The front and one side wall of the main building and sections of the other walls remain, though invaded by vegetation, particularly by a number of large fig trees growing within the building which have given the ruins a picturesque quality.

== Description ==
The refinery ruins are located on Graham's Creek, a tributary of the Mary River, 1 km south east of Yengarie siding and 9 km south west of Maryborough. There were once wharves on the creek but these are not now evident.

The most striking feature of the site is the standing ruin of the main refinery building, measuring approximately 32 × 20 m, as sections of brick, stone and pise walls on pise foundations. Most of the front wall remains and is pierced by a series of openings with round arched heads. Most of the wall on the side facing the river also remains standing but the other walls have collapsed. The building contains a large tank and several mature fig trees, the roots of which have penetrated the walls and foundations. The walls are buckled and slumped and have several large vertical cracks.

Concrete mounts for equipment are visible on the north eastern side of the building and although much of the site is overgrown with vegetation, it is believed that other evidence of use remains, including pits and a shaft leading down to a water channel. The presence of these obscured pits prevented safe inspection of some parts of the site. The area is scattered with loose bricks, some of which were made on site and are considerably more friable than others that bear the imprint of Brown & Sons of Paisley or manganese bricks from the chimney. Rubble from the machinery shed forms a mound about 100 m behind the refinery building. Maintenance sheds were to the north of the refinery building.

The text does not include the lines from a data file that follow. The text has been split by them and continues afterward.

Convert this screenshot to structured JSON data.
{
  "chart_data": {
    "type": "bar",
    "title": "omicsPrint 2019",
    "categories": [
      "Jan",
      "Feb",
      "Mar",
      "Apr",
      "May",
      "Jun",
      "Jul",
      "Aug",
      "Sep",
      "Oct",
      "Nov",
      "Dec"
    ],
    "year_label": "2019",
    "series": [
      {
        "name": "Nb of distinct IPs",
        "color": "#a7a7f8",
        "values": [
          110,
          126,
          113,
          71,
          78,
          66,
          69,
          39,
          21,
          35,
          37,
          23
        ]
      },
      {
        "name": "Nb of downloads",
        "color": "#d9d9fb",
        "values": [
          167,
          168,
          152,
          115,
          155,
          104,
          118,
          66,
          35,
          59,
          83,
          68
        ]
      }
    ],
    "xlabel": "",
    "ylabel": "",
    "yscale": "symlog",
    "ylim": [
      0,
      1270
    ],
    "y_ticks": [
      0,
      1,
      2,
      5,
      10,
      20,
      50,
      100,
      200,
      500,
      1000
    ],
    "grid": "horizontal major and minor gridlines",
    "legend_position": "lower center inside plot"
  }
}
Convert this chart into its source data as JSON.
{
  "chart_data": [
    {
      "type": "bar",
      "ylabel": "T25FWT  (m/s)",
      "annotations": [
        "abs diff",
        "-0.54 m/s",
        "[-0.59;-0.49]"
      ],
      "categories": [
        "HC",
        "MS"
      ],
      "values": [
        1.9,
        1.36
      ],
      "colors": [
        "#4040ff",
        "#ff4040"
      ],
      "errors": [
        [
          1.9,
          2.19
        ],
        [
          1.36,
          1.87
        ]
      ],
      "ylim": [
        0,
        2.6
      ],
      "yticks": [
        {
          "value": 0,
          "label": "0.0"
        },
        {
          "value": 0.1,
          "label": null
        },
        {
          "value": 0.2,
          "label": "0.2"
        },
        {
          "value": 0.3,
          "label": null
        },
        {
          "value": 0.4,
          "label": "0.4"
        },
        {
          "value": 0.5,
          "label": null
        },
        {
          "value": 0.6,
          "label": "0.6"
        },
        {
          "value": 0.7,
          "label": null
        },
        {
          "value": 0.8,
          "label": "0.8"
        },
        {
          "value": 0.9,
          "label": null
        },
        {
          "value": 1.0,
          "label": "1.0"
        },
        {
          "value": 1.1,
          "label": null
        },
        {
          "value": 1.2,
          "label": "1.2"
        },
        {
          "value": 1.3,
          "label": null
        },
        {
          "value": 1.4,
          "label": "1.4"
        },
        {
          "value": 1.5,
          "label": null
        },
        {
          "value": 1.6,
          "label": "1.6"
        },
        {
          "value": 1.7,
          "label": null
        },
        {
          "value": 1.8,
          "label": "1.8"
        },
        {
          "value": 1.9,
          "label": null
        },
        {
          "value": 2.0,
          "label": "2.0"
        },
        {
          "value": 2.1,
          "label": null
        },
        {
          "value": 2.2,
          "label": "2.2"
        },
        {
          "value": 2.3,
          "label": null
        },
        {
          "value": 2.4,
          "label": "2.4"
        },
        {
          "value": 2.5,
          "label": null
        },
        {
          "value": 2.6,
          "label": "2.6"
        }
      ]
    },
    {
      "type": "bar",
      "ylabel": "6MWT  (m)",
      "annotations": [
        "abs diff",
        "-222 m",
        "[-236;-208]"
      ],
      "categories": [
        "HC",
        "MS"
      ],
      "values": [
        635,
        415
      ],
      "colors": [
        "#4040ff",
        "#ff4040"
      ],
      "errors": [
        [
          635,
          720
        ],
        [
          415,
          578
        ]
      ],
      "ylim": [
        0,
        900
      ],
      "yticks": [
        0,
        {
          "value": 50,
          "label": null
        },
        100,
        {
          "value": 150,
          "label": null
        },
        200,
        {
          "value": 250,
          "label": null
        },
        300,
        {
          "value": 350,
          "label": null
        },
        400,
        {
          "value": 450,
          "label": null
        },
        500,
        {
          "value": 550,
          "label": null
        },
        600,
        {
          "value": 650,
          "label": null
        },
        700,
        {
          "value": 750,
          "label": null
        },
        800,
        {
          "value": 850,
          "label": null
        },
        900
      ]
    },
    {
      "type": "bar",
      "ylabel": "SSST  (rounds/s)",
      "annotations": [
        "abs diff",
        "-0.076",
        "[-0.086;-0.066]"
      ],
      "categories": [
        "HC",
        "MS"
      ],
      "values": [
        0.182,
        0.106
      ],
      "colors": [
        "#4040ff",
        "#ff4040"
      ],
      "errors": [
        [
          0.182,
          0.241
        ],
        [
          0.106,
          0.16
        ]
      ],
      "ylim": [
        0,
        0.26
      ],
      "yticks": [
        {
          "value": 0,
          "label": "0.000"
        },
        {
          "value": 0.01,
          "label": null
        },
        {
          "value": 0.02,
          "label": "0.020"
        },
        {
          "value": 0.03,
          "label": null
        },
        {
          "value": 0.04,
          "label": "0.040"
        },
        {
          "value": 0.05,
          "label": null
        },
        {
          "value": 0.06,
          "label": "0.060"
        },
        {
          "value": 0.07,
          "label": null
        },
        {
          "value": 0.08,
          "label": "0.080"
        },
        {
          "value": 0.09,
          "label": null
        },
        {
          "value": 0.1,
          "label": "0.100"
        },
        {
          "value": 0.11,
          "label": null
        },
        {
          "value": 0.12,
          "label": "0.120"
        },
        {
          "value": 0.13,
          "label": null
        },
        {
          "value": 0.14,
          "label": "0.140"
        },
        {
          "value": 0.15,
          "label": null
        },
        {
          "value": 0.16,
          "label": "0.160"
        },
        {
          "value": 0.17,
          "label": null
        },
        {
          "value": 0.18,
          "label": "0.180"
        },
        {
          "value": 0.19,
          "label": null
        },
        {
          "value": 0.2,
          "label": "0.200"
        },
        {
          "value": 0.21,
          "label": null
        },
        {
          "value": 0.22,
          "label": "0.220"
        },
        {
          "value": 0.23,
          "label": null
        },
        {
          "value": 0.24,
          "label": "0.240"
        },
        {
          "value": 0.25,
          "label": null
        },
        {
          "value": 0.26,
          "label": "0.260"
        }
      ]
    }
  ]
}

The line along which the tram track passed is visible approximately 20 m in front of the building. Other sections of line ran behind the mill and to the west, but these cannot readily be seen.

== Heritage listing ==
Yengarie Sugar Refinery ruins was listed on the Queensland Heritage Register on 21 October 1992 having satisfied the following criteria.

The place is important in demonstrating the evolution or pattern of Queensland's history.

The ruins of Yengarie Sugar Refinery are evidence for a major early industrial enterprise that made an important contribution to the development of the sugar industry in Queensland.

The place has potential to yield information that will contribute to an understanding of Queensland's history.

The ruins of Yengarie Sugar Refinery and surroundings have the potential to reveal further information about the operation of both the sugar and meat works industries in Queensland in the 19th century.

The place has a special association with the life or work of a particular person, group or organisation of importance in Queensland's history.

It is important for its association with the life and works of Robert Tooth and Robert Cran, who made a significant contribution to the development of the sugar industry in Queensland.